Ah, l’Union européenne. Toujours prête à sauver la planète… mais en commençant par sauver les profits de ceux qui l’empoisonnent.
Oui, accroche-toi à ton compost biodégradable : la Commission européenne envisage d’autoriser indéfiniment les pesticides. (source : Reporterre)Indéfiniment, comme ton abonnement Netflix que tu oublies d’annuler, sauf que là, ce sont tes abeilles, tes sols et tes organes internes qui prennent l’addition.
Le grand retour des années 90 : pesticides free-style, science optionnelle, profits XXL
Selon l’ONG PAN Europe, la Commission prépare un règlement « Omnibus » censé « simplifier » l’accès au marché des pesticides.
Simplifier.
Le mot politiquement correct pour dire : ouvrez les vannes, lâchez les toxiques, c’est Black Friday dans les champs.

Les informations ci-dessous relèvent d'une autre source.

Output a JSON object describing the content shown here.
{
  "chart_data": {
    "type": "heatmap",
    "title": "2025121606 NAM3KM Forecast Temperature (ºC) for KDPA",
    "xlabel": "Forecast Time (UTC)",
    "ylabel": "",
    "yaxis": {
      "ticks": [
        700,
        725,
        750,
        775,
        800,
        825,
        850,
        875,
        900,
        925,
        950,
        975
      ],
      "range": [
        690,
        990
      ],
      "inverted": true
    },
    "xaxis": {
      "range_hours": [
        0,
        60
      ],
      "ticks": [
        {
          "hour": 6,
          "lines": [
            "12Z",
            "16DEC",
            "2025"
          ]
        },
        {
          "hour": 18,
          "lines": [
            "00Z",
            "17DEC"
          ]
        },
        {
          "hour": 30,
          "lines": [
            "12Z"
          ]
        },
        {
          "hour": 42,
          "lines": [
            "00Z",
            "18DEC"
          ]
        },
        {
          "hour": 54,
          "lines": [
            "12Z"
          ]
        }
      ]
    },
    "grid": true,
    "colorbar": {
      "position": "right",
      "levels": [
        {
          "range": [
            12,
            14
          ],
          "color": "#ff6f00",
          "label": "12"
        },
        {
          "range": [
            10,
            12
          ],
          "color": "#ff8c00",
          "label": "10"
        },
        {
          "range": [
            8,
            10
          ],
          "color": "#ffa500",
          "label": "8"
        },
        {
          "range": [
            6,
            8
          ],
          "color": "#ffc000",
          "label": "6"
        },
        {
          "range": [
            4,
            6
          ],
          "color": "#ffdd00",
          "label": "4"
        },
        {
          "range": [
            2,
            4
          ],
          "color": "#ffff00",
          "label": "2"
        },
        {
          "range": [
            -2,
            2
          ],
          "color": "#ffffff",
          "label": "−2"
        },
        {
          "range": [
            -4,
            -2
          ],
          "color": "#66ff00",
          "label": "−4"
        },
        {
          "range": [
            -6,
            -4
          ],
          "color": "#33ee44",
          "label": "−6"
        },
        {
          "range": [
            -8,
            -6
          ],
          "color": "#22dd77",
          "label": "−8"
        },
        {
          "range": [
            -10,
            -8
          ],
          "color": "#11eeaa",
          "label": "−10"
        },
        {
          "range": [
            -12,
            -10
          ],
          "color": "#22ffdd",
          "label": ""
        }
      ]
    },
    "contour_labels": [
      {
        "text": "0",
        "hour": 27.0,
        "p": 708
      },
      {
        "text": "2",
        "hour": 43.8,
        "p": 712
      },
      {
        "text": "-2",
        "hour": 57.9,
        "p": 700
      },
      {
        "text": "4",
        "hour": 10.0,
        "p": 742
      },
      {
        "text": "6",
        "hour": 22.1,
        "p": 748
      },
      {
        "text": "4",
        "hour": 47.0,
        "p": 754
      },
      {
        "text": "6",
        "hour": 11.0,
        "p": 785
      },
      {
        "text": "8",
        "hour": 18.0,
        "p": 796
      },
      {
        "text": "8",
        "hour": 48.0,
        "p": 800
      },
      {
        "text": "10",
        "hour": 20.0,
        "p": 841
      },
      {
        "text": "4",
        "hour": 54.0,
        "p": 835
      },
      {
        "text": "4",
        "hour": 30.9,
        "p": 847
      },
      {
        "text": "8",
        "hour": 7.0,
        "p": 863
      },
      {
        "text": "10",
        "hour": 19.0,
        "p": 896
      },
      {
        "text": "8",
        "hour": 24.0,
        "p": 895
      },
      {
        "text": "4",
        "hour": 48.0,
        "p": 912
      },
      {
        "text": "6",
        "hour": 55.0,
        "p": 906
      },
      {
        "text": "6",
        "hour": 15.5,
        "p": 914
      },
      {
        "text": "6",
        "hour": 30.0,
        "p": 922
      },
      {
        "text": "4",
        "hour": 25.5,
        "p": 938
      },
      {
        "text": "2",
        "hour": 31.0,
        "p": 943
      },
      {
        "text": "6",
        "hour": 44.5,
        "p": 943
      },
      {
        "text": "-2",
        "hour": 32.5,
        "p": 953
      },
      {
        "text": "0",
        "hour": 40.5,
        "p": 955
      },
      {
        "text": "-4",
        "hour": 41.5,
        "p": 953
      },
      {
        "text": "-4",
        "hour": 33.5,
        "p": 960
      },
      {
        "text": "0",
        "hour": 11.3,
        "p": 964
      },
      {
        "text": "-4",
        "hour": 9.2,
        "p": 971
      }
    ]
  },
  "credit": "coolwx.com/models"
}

Dans ce projet, on trouve :
- Des autorisations illimitées pour les substances actives. Oui oui, sans date de péremption. Comme une promo permanente sur la toxicité.
- La suppression de l’examen scientifique indépendant. De toute façon, la science, ça ne sert qu’à déranger les lobbys.
- Le doublement des périodes de transition pour continuer d’utiliser des substances interdites.
Parce que quand quelque chose est dangereux, évidemment, il faut surtout prendre son temps pour arrêter.
Tout cela pour « répondre aux demandes de l’industrie » et éviter de devoir réévaluer des produits « controversés » comme… le glyphosate.
Controversés ?
Non, juste cancérigènes, mais dans le jargon bruxellois, ça fait désordre.
Bruxelles fait un AVC réglementaire : retour en arrière de 30 ans
Martin Dermine (PAN Europe) n’a pas mâché ses mots :
« La DG Santé veut nous ramener 30 ans en arrière »
Traduction :
Bienvenue dans un monde où le chlorpyrifos, le mancozèbe et les néonicotinoïdes coulent à flot comme du rosé en terrasse.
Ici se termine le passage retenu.